Aerospace and defence company expected to release device in late 2012
Boeing, the US-based aerospace and defence giant, has revealed it is planning an entry into the smartphone market sometime in late 2012.
Company officials told National Defense Magazine that “the Boeing phone” would run an encrypted version of the Android operating system to secure business communications while ensuring ease of use.
A more secure Android
Brian Palma, Boeing’s vice president of secure infrastructure, said the smartphone was nearing the end of its development cycle and would target high-end business and government users.
“We believe that there is significant interest in the defence side as well as the intelligence side and in the commercial world as well,” Palma told National Defense Magazine.
He added that while competing secure devices developed with proprietary software and hardware could cost between $15,000 and $20,000 (£9,420-£12,560), Boeing’s smartphone would be launched at a lower price, though not as low as the consumer market offerings of Apple and RIM.
Boeing’s decision to move into smartphones is reportedly motivated by the BYOD trend. As increasing numbers of companies and government departments are developing strategies to integrate consumer devices with workplace security, this super secure smartphone may help to bridge the gap in a single device.

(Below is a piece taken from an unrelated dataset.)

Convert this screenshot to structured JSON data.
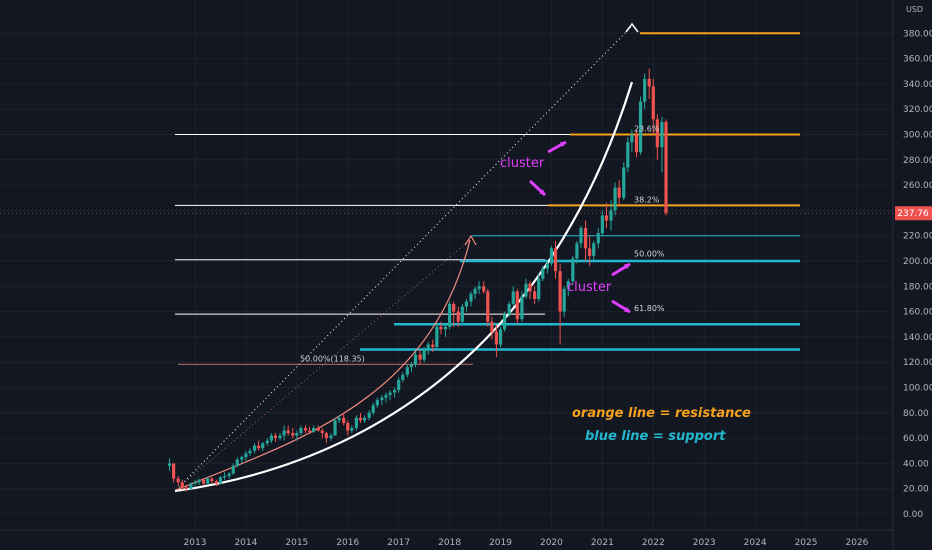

The Boeing phone will supposedly give users “what they are used to seeing [on consumer smartphones] and give them the functionality from the security perspective,” Roger Krone, president of network and space systems, told National Defense Magazine.
Last month, the NSA announced a similar Android-based secure smartphone created entirely from off-the-shelf components. The agency’s use of Android’s open source platform echoed Boeing’s rationale in that it helped keep the government up to speed with consumer products while allowing significant security modifications.